A very grateful thanks for OzHarvest for the generosity of the Junee and district community during the couple of weeks leading up to the Volunteers Summit.
The quantity of food placed in the various “trolleys” (kindly built by the Men’s Shed) was enormous and enable us, on behalf of OzHarvest, to make up hampers to distribute to the less fortunate in our community.
I can assure you these hampers were much appreciated by the recipients.
Thanks again for your generosity.
John Foord - OzHarvest co-ordinator
Call to fix ratios
THE NSW Nurses and Midwives’ Association (NSWNMA) is disappointed by the NSW government’s failure to address the need for nurse-to-patient ratios in the 2018-19 Budget.
The government's welcome investments in healthcare would need to be matched by more nurses and midwives to ensure patients receive the best care.

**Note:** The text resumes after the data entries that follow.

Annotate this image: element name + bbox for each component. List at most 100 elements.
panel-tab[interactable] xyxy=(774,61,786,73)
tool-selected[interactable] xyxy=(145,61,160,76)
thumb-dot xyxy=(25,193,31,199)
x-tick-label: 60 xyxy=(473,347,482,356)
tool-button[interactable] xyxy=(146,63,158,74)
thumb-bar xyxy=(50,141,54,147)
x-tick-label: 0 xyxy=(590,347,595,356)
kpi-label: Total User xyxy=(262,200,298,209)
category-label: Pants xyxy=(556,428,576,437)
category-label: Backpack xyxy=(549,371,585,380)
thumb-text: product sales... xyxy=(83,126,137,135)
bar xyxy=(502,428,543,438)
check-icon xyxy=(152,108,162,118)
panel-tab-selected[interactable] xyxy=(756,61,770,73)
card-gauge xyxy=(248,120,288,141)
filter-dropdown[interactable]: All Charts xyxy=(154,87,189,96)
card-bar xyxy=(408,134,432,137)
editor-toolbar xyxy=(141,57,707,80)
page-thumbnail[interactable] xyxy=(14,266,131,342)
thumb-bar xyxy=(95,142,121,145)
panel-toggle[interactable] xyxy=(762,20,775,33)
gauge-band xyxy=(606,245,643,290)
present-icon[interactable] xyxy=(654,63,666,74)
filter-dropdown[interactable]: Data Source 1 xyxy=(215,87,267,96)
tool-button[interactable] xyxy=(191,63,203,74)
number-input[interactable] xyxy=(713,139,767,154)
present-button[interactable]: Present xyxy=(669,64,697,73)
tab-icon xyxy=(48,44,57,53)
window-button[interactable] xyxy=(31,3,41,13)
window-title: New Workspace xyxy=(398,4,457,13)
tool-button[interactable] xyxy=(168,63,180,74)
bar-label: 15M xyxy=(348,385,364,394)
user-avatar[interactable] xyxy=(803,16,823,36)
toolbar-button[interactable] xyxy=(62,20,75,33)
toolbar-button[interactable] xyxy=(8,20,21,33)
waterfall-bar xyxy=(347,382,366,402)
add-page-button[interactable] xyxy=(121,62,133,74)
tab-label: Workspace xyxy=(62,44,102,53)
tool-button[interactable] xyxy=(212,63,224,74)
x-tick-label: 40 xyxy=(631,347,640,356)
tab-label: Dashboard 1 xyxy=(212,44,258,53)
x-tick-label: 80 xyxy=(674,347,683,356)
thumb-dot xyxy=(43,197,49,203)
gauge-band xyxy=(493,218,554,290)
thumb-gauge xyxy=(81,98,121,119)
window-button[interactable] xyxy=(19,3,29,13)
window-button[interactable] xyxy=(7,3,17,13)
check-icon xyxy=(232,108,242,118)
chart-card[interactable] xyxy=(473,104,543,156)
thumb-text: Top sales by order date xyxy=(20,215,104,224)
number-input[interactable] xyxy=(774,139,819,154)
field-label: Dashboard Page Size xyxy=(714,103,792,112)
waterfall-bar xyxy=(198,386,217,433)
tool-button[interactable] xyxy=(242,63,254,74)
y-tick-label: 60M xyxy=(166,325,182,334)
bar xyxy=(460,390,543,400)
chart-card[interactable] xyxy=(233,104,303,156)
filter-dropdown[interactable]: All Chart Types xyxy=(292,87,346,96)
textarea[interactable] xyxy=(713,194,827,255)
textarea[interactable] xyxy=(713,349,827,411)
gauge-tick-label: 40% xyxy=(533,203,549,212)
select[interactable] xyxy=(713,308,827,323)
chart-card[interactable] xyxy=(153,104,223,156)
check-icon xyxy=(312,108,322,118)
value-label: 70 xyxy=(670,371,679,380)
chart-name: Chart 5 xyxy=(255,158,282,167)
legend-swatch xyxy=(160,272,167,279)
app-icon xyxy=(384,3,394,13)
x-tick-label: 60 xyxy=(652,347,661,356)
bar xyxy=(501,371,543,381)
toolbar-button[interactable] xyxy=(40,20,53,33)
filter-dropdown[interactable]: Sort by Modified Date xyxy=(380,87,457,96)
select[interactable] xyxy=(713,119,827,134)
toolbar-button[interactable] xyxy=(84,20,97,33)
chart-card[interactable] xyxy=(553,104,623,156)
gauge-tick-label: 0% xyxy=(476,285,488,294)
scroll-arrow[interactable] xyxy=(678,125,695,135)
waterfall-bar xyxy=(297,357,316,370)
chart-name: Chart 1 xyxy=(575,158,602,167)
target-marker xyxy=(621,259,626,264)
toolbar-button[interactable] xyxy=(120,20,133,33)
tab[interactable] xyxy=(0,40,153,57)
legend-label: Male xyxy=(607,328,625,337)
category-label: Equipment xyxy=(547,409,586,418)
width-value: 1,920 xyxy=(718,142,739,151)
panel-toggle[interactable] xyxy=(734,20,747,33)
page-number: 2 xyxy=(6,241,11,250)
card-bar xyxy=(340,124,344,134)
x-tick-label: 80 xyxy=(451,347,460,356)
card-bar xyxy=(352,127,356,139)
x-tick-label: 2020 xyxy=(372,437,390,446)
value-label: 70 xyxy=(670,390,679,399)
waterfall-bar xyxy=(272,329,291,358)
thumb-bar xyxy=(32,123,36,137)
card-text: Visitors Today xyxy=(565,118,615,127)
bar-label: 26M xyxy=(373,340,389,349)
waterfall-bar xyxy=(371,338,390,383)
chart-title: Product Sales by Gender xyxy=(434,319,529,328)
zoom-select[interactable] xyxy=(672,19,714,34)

The 950 new nursing positions announced in the NSW State Budget is a step in the right direction, but nurses and midwives urgently need safe staffing levels. That means better, more transparent nurse-to-patient ratios.
NSW public hospitals are facing more patient admissions without enough staffing to meet the demand.
Introducing ratios across the state would guarantee there are enough nurses and midwives to give patients the best possible care.”
The NSW government has also failed to clarify where the 950 new nurses will be based, and what skill mix they will have.
Nurses and midwives on the frontline are already run off their feet. How will the government guarantee they will be supported in the future?
This band-aid fix is barely enough to deal with the current staffing stresses in hospitals. It is certainly not enough to deal with the growing demand on our health services in the years to come.
International research backs the need for nurse-to-patient ratios – why is this government still resisting something guaranteed to improve patient care? Only nurse-to-patient ratios can deliver the best outcome for the people of NSW.
Where’s our response?
In mid-February, 145 locals wrote personalised letters to federal MP for Farrer, Ms Sussan Ley. Some were hand-written, some typed, some detailed, some brief. All were delivered to her office by a long queue of people. Four months on and Ms Ley hasn’t replied to any of them.
They weren’t writing for personal gain, but for the common good and a clean future. They wanted to know why Ms Ley and her government are bending over backwards to support the Adani Carmichael coal mine. Why is the government stealthily providing concessional loans to support a corrupt overseas billionaire? Why are they allowing free, unlimited water when everyone else must pay? Why are they risking our country, our climate, our reef and our water. And why are they persisting with the 11,000 jobs myth when Adani’s admitted it’s only 1500.
Yes, these are difficult questions for a government representative. However when constituents put time and effort into writing letters, decent democratic protocols require the courtesy of a considered reply.